An Active3D Movie Review: Titanic 3-D

Rating (out of 5 stars): *****

Let me nail my colours to the mast from the get-go: I am not, generally speaking,  fond of James Cameron’s movies, and I’ve never been a fan of the film ‘Titanic’. But, if ever a film has had new life breathed into it via the third  dimension, this has to be it.

Some reviewers who shared the press screening of this epic stereoscopic adventure, opined that it “didn’t come out of the screen enough”. They should know, however, that 3-D isn’t only about the gratuitous thrill of having swords and axes shoved in our faces (much as 3-D fans may enjoy it!). It’s about the depth, too, and the added sense of being there.

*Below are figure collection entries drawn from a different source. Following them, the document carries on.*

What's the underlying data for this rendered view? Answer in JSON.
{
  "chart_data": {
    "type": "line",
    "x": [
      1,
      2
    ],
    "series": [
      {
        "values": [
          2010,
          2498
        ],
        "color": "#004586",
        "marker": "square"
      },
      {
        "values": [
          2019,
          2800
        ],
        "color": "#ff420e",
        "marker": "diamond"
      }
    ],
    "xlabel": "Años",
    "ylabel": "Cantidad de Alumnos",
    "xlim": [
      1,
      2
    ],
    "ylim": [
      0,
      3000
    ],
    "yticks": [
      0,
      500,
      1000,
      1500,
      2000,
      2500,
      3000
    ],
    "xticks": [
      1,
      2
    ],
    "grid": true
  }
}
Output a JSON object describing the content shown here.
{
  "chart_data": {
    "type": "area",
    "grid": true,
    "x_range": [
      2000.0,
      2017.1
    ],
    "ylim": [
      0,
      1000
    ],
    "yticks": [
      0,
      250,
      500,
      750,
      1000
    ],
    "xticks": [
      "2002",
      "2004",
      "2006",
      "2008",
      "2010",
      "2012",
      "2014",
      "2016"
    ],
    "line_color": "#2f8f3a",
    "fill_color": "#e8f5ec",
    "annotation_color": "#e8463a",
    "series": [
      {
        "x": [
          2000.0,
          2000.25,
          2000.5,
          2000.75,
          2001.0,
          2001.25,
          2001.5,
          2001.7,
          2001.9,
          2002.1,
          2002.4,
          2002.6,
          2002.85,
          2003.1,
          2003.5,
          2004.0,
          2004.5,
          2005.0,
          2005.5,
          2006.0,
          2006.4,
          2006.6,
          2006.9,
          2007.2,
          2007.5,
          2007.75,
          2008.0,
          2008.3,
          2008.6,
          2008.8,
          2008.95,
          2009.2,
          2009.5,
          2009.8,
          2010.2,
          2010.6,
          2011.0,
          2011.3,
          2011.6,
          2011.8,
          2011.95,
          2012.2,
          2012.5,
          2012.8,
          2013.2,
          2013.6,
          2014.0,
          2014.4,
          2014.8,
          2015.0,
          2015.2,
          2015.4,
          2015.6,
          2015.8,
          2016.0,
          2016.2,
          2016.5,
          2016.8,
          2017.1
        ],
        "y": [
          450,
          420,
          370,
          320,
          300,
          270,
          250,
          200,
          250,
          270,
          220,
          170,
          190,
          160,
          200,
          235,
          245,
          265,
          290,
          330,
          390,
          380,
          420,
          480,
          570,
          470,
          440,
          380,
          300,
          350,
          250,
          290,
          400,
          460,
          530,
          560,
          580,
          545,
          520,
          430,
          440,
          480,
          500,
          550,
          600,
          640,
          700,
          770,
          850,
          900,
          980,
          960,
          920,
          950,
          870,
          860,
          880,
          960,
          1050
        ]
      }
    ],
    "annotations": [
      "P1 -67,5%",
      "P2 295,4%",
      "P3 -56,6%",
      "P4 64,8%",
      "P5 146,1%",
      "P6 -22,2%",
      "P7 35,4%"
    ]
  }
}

Thanks to the incredible lengths that the filmmakers had originally gone to, in order to ensure that the ship’s interiors and furnishings were faithfully reproduced, Titanic 3-D now offers you the closest experience that you’re ever likely to have of being aboard that majestic, though ill-fated giant. So, even from a historical perspective alone, it scores.

An aspect of the film that I found to be quite distracting is that Leonardo DiCaprio and Billy Zane seem to be wearing scads of make-up. I don’t remember that from earlier viewings of the film, and pondered whether it might have something to do with the stereoscopic remodelling of their faces. Other than that (and I can’t be sure that the stereoptifying process was indeed responsible for this minor irritation) the 3-D conversion, which apparently took two painstaking years over at the company Stereo D, is the best I’ve seen. I would even go so far as to say that it looks better than most movies that were originated in 3-D!

In this bold re-envisioning, even wide-brimmed hats are given the 3-D treatment (as well they ought to be) and the stereo process is incredibly easy on the eye – which is good news, as the film runs for about three hours. Lovers of 3-D owe themselves this experience. The drama of that ship’s final hours and moments are more shocking, believable and tangible in this superb stereoscopic adaptation, and even the romantic scenes are somehow more romantic – it’s a widescreen, deep-screen treat!